First, we’ll look to see what happens with a readiness check. For this example, I’ve got a very simple apache container that displays pretty elaborate website. I’ve created a yaml manifest to deploy the container, service, and ingress rule.

apiVersion: v1
kind: Pod
metadata:
  labels:
    app: liveness
  name: liveness-http
spec:
  containers:
  - name: liveness
    image: theithollow/hollowapp-blog:liveness
    livenessProbe:
      httpGet:
        path: /
        port: 80
      initialDelaySeconds: 3
      periodSeconds: 3
    readinessProbe:
      httpGet:
        path: /health
        port: 80
      initialDelaySeconds: 3
      periodSeconds: 3
---
apiVersion: v1
kind: Service
metadata:
  name: liveness
spec:
  selector:
    app: liveness
  ports:
    - protocol: TCP
      port: 80
      targetPort: 80
---
apiVersion: extensions/v1beta1
kind: Ingress
metadata:
  name: liveness-ingress
  namespace: default
spec:
  rules:
  - host: liveness.theithollowlab.com
    http:
      paths:
      - backend:
          serviceName: liveness
          servicePort: 80

This manifest includes two probes:

Liveness check doing an HTTP request against “/”
Readiness check doing an HTTP request agains /health

    livenessProbe:
      httpGet:
        path: /
        port: 80
      initialDelaySeconds: 3
      periodSeconds: 3
    readinessProbe:
      httpGet:
        path: /health
        port: 80
      initialDelaySeconds: 3
      periodSeconds: 3

My container uses a script to start the HTTP daemon right away, and then waits 60 seconds before creating a /health page. This is to simulate some work being done by the application and the app isn’t ready for consumption. This is the entire website for reference.

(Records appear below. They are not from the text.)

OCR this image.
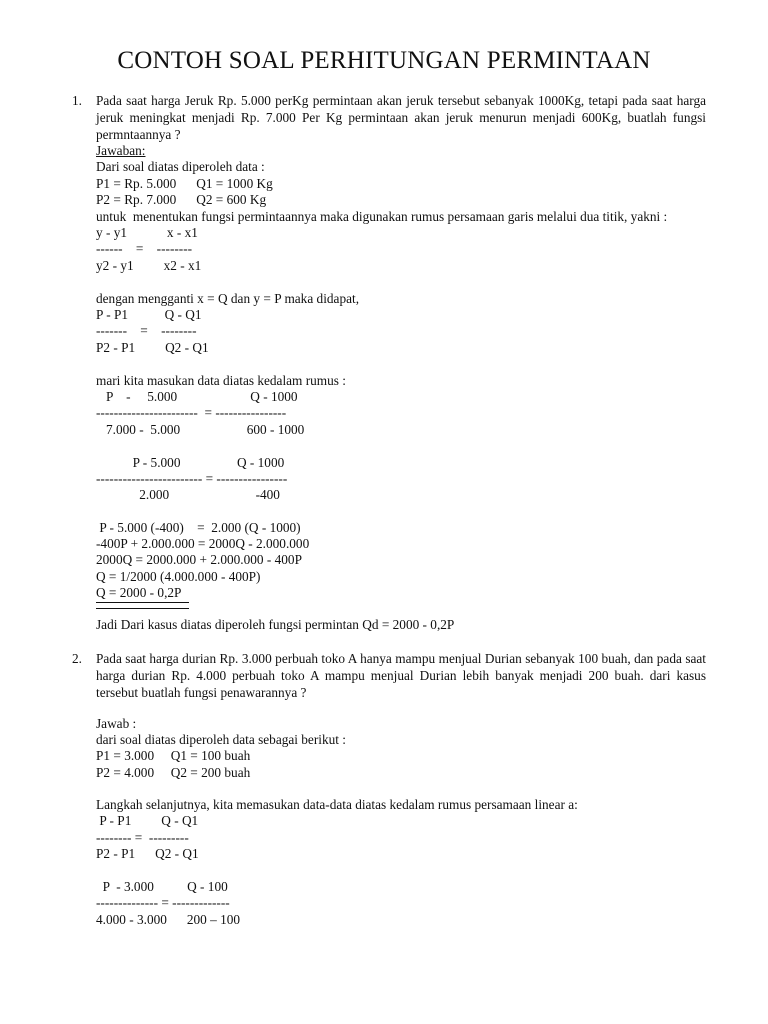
CONTOH SOAL PERHITUNGAN PERMINTAAN
1. Pada saat harga Jeruk Rp. 5.000 perKg permintaan akan jeruk tersebut sebanyak 1000Kg, tetapi pada saat harga jeruk meningkat menjadi Rp. 7.000 Per Kg permintaan akan jeruk menurun menjadi 600Kg, buatlah fungsi permntaannya ?
Jawaban:
Dari soal diatas diperoleh data :
P1 = Rp. 5.000      Q1 = 1000 Kg
P2 = Rp. 7.000      Q2 = 600 Kg
untuk  menentukan fungsi permintaannya maka digunakan rumus persamaan garis melalui dua titik, yakni :
y - y1            x - x1
------    =    --------
y2 - y1         x2 - x1
dengan mengganti x = Q dan y = P maka didapat,
P - P1           Q - Q1
-------    =    --------
P2 - P1         Q2 - Q1
mari kita masukan data diatas kedalam rumus :
P    -     5.000                      Q - 1000
-----------------------  = ----------------
7.000 -  5.000                    600 - 1000
P - 5.000                 Q - 1000
------------------------ = ----------------
2.000                          -400
P - 5.000 (-400)    =  2.000 (Q - 1000)
-400P + 2.000.000 = 2000Q - 2.000.000
2000Q = 2000.000 + 2.000.000 - 400P
Q = 1/2000 (4.000.000 - 400P)
Q = 2000 - 0,2P
Jadi Dari kasus diatas diperoleh fungsi permintan Qd = 2000 - 0,2P
2. Pada saat harga durian Rp. 3.000 perbuah toko A hanya mampu menjual Durian sebanyak 100 buah, dan pada saat harga durian Rp. 4.000 perbuah toko A mampu menjual Durian lebih banyak menjadi 200 buah. dari kasus tersebut buatlah fungsi penawarannya ?
Jawab :
dari soal diatas diperoleh data sebagai berikut :
P1 = 3.000     Q1 = 100 buah
P2 = 4.000     Q2 = 200 buah
Langkah selanjutnya, kita memasukan data-data diatas kedalam rumus persamaan linear a:
P - P1         Q - Q1
-------- =  ---------
P2 - P1      Q2 - Q1
P  - 3.000          Q - 100
-------------- = -------------
4.000 - 3.000      200 – 100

And here is my container script.

/usr/sbin/httpd > /dev/null 2>&1 &. #Start HTTP Daemon
sleep 60. #wait 60 seconds
echo HealthStatus > /var/www/html/health #Create Health status page
sleep 3600Code language: PHP (php)

Deploy the manifest through kubectl apply. Once deployed, I’ve run a --watch command to keep an eye on the deployment. Here’s what it looked like.

You’ll notice that the ready status showed 0/1 for about 60 seconds. Meaning that my container was not in a ready status for 60 seconds until the /health page became available through the startup script.

As a silly example, what if we modified our liveness probe to look for /health? Perhaps we have an application that sometimes stops working, but doesn’t crash. Will the application ever startup? Here’s my new probe in the yaml manifest.

    livenessProbe:      
      httpGet:
        path: /health
        port: 80
      initialDelaySeconds: 3
      periodSeconds: 3

After deploying this, let’s run another --watch on the pods. Here we see that the pod is restarting, and I am unable to ever access the /health page because it restarts before its ready.